Christoph Strasser neuer Weltmeister im Ultraradmarathon!
Extremradsportler Christoph Strasser sorgt in der Langstreckenszene weiterhin für Furore.
Der 24-jährige Kraubather feierte beim Glocknerman seinen bisher größten Erfolg!
Die Ultramarathon Weltmeisterschaft 2007 im Rahmen des Glocknerman sorgte für gewaltige Spannung. Am Start des 1010km langen und mit 16000Höhenmetern gespickten Rennens standen viele bekannte Namen, wie etwa der 24 Stunden Weltrekordhalter Marko Baloh aus Slowenien, der Schweizer Thomas Ratschob, der Deutsche Rainer Popp, sowie die Brüder Gernot und Horst Turnowsky und Franz Preihs aus Österreich.
Nach dem Start am Grazer Karmeliterplatz führte die Strecke über Südkärnten auf den Großglockner, der zweimal bezwungen werden musste, und zurück.

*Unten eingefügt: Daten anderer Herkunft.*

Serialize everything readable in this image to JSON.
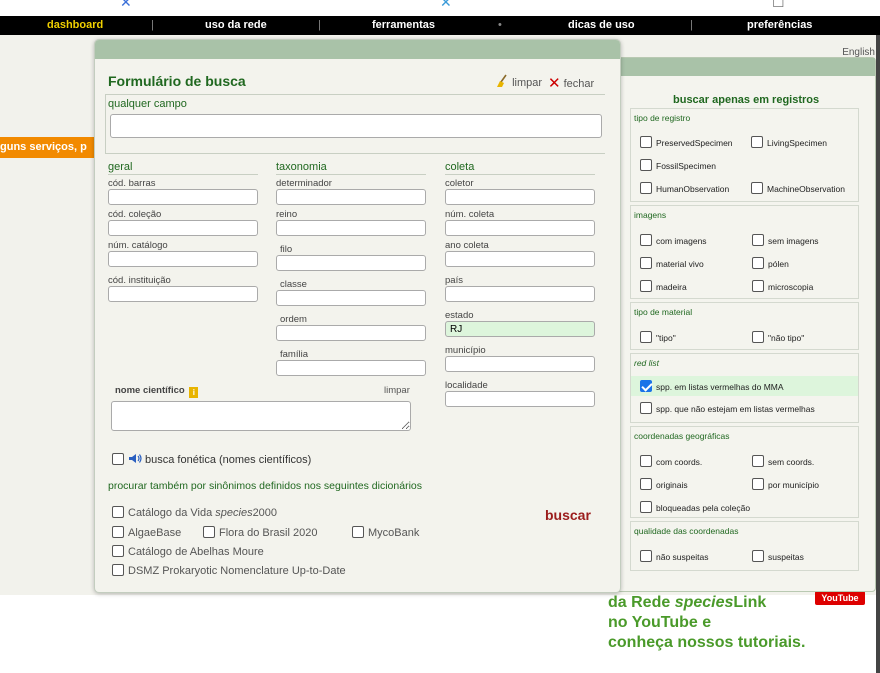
{
  "nav": {
    "items": [
      {
        "label": "dashboard",
        "active": true
      },
      {
        "label": "uso da rede"
      },
      {
        "label": "ferramentas"
      },
      {
        "label": "dicas de uso"
      },
      {
        "label": "preferências"
      }
    ],
    "dot": "•"
  },
  "page": {
    "english_link": "English",
    "orange_banner": "guns serviços, p",
    "promo_line1_pre": "da Rede ",
    "promo_line1_em": "species",
    "promo_line1_post": "Link",
    "promo_line2": "no YouTube e",
    "promo_line3": "conheça nossos tutoriais.",
    "youtube_badge": "YouTube"
  },
  "form": {
    "title": "Formulário de busca",
    "clear_label": "limpar",
    "close_label": "fechar",
    "any_field_label": "qualquer campo",
    "any_field_value": "",
    "columns": {
      "geral": {
        "heading": "geral",
        "fields": [
          {
            "label": "cód. barras",
            "value": ""
          },
          {
            "label": "cód. coleção",
            "value": ""
          },
          {
            "label": "núm. catálogo",
            "value": ""
          },
          {
            "label": "cód. instituição",
            "value": ""
          }
        ]
      },
      "taxonomia": {
        "heading": "taxonomia",
        "fields": [
          {
            "label": "determinador",
            "value": ""
          },
          {
            "label": "reino",
            "value": ""
          },
          {
            "label": "filo",
            "value": ""
          },
          {
            "label": "classe",
            "value": ""
          },
          {
            "label": "ordem",
            "value": ""
          },
          {
            "label": "família",
            "value": ""
          }
        ]
      },
      "coleta": {
        "heading": "coleta",
        "fields": [
          {
            "label": "coletor",
            "value": ""
          },
          {
            "label": "núm. coleta",
            "value": ""
          },
          {
            "label": "ano coleta",
            "value": ""
          },
          {
            "label": "país",
            "value": ""
          },
          {
            "label": "estado",
            "value": "RJ"
          },
          {
            "label": "município",
            "value": ""
          },
          {
            "label": "localidade",
            "value": ""
          }
        ]
      }
    },
    "scientific_name_label": "nome científico",
    "scientific_name_info": "i",
    "scientific_name_clear": "limpar",
    "phonetic_label": "busca fonética (nomes científicos)",
    "phonetic_checked": false,
    "synonyms_heading": "procurar também por sinônimos definidos nos seguintes dicionários",
    "dictionaries": {
      "catalogo_vida_pre": "Catálogo da Vida ",
      "catalogo_vida_em": "species",
      "catalogo_vida_post": "2000",
      "algaebase": "AlgaeBase",
      "flora_brasil": "Flora do Brasil 2020",
      "mycobank": "MycoBank",
      "abelhas_moure": "Catálogo de Abelhas Moure",
      "dsmz": "DSMZ Prokaryotic Nomenclature Up-to-Date"
    },
    "search_button": "buscar"
  },
  "filters": {
    "title": "buscar apenas em registros",
    "tipo_registro": {
      "label": "tipo de registro",
      "options": [
        "PreservedSpecimen",
        "LivingSpecimen",
        "FossilSpecimen",
        "HumanObservation",
        "MachineObservation"
      ]
    },
    "imagens": {
      "label": "imagens",
      "options": [
        "com imagens",
        "sem imagens",
        "material vivo",
        "pólen",
        "madeira",
        "microscopia"
      ]
    },
    "tipo_material": {
      "label": "tipo de material",
      "options": [
        "\"tipo\"",
        "\"não tipo\""
      ]
    },
    "red_list": {
      "label": "red list",
      "options": [
        {
          "label": "spp. em listas vermelhas do MMA",
          "checked": true
        },
        {
          "label": "spp. que não estejam em listas vermelhas",
          "checked": false
        }
      ]
    },
    "coordenadas": {
      "label": "coordenadas geográficas",
      "options": [
        "com coords.",
        "sem coords.",
        "originais",
        "por município",
        "bloqueadas pela coleção"
      ]
    },
    "qualidade": {
      "label": "qualidade das coordenadas",
      "options": [
        "não suspeitas",
        "suspeitas"
      ]
    }
  },
  "colors": {
    "nav_bg": "#000000",
    "nav_active": "#f0d000",
    "header_bar": "#a9c2a8",
    "section_green": "#206820",
    "search_red": "#9b1c1c",
    "highlight": "#ddf5dc",
    "orange": "#f28a00"
  }
}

Das Anfangstempo war sehr hoch, doch bei jedem Anstieg mussten ein paar Fahrer abreißen lassen und fielen zurück. Bald hatten sich die Favoriten Baloh, Ratschob und Strasser abgesetzt und fuhren in die erste Nacht Richtung Nationalpark Hohe Tauern.
Am ersten Anstieg zum Großglockner attackierte Baloh und löste sich kurzfristig von der Spitzengruppe. Während Ratschob nicht reagieren konnte und zurückfiel, erhöhte auch Strasser das Tempo und holte den Slowenen noch vor der Passhöhe wieder ein. Obwohl er die Passhöhe als erster erreichte einigte man sich auf eine gemeinsame Weiterfahrt um die vierköpfige Verfolgergruppe auf Distanz zu halten.
So verlief das Rennen danach recht ruhig, die beiden wechselten sich in der Führungsarbeit ab und arbeiteten perfekt zusammen, sodass der Vorsprung auf die Verfolger auf knappe zwei Stunden anwuchs.
Die endgültige Entscheidung um den Weltmeistertitel fiel im Anstieg von Lavamünd auf die Soboth. Strasser konnte hier nochmals seine letzten Energiereserven mobilisieren und seinen Konkurrenten auf beeindruckende Art und Weise abhängen. Als der junge Österreicher, der während des ganzen Rennens vom vierköfigen Filmteam von Groox begleitet wurde, von Fans und Betreuern angetrieben den 10% steilen Anstieg hinaufjagte, kämpfte Baloh mit dem totalen Einbruch und fiel fast vom Rad. Mit 15 Minuten Vorsprung und dem neuen Streckenrekord vor Augen nahm Strasser die letzten 85 Kilometer in Angriff.
2:45 Stunden später und kurz nach Mitternacht fuhr das komplette Team laut jubelnd ins Ziel beim Schwarzl Freizeitzentrum in Graz. Der Streckenrekord des Schweizers Daniel Wyss wurde um vier Minuten verbessert, der Vorsprung auf Baloh wuchs durch das fulminante Finale noch auf 1:40 Stunden.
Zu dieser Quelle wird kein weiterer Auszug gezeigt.